The committee approved the bill, 5-3. Voting for it were Sens. Marci Francisco, D-Lawrence, Roger Reitz, R-Manhattan, Oletha Faust-Goudeau, D-Wichita, Tim Owens, R-Overland Park, and Brungardt. Voting against the bill were Sens. Dennis Pyle, R-Hiawatha, Ralph Ostemeyer, R-Grinnell, and Steve Abrams, R-Arkansas City.

The bill would add sexual orientation and gender identity to the Kansas Act Against Discrimination.
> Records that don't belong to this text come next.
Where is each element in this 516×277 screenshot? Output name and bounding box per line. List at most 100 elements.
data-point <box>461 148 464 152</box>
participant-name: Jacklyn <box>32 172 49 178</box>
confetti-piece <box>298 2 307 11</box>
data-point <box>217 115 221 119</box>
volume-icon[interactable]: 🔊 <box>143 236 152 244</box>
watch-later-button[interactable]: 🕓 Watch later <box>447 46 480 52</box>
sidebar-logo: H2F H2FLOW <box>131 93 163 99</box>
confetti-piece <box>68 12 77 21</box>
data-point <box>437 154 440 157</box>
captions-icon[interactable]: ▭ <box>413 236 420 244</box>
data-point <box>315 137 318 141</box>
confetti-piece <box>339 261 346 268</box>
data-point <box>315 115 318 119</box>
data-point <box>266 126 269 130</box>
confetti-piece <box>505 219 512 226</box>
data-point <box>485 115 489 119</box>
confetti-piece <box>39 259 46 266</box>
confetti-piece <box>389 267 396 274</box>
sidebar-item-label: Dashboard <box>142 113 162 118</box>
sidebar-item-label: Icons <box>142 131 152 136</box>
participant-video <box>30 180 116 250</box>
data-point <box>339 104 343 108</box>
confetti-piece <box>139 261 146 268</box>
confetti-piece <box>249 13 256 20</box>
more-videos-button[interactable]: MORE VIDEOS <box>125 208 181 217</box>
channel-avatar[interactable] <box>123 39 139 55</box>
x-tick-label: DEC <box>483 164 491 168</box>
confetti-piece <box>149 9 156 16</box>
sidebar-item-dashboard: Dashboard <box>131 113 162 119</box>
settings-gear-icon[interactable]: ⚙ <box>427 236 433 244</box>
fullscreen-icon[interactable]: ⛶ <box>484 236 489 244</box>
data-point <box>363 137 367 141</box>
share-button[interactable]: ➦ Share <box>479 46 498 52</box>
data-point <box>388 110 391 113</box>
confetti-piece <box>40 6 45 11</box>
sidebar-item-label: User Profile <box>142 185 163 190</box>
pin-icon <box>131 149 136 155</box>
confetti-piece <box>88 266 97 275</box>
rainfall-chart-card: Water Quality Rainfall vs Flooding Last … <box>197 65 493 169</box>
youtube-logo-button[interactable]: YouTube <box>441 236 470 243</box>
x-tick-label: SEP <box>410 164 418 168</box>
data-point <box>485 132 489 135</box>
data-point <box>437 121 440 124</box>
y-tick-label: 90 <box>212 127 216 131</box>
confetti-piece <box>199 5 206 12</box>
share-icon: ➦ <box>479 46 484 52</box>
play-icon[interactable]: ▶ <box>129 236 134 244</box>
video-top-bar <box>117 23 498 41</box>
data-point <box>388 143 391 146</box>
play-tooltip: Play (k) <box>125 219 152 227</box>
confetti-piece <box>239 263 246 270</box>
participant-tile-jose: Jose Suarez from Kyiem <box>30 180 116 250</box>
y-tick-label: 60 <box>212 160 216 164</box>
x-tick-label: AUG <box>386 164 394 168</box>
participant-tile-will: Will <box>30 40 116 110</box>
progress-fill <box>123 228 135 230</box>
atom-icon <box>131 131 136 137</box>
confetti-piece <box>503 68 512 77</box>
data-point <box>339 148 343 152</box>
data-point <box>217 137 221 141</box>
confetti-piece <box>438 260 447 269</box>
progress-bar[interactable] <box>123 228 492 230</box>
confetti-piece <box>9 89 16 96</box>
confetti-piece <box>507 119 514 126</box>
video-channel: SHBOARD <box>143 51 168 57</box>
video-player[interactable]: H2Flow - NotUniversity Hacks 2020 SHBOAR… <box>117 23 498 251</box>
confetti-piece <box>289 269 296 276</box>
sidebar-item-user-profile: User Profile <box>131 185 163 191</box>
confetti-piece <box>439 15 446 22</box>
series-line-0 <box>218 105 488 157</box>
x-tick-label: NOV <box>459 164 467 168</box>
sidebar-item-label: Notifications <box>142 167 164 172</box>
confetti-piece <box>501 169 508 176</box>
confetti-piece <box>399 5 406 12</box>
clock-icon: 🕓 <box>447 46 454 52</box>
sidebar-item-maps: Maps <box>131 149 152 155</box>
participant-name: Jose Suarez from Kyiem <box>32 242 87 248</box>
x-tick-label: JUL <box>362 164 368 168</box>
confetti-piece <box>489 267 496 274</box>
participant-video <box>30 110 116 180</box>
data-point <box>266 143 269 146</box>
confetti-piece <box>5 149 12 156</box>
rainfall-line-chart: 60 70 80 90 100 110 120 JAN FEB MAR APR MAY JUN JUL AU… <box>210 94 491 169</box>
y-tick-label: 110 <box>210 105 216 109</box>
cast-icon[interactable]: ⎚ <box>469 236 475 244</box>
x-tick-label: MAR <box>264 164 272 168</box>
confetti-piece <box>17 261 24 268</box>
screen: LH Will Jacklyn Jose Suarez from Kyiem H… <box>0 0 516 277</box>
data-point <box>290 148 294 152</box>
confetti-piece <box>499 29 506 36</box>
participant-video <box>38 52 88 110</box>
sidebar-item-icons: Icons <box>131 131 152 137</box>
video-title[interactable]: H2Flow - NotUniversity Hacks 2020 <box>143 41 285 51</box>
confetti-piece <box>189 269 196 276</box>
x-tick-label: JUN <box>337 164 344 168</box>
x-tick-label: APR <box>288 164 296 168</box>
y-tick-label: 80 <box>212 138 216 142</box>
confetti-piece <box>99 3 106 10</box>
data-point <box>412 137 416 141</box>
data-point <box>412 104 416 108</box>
That act prohibits discrimination in public accommodations, employment and housing based on race, religion, color, sex, disability, national origin or ancestry.

Members of the Kansas Equality Coalition, which has advocated for the legislation for several years, were pleased with the vote.

“Kansans should not have to live in fear that they might lose a job because of prejudice,” said Maggie Childs of Lawrence, chair of the KEC. “This bill is sorely needed by a small but vulnerable population,” she said.

Francisco noted that the legislation protects homosexuals and heterosexuals from discrimination because it addresses sexual orientation.

But Judy Smith, state director of Concerned Women for America, said she was disappointed in the vote and would continue to work against the bill.

“If we start establishing laws protecting so-called discrimination against inclinations, where does it stop?” Smith said.

She said she believes that homosexuality is a chosen behavior and that civil rights protections should be reserved for people with unchangeable characteristics, such as race, and those who are politically powerless and suffer economic deprivations.

“Homosexuals can’t prove that they are suffering those things,” she said.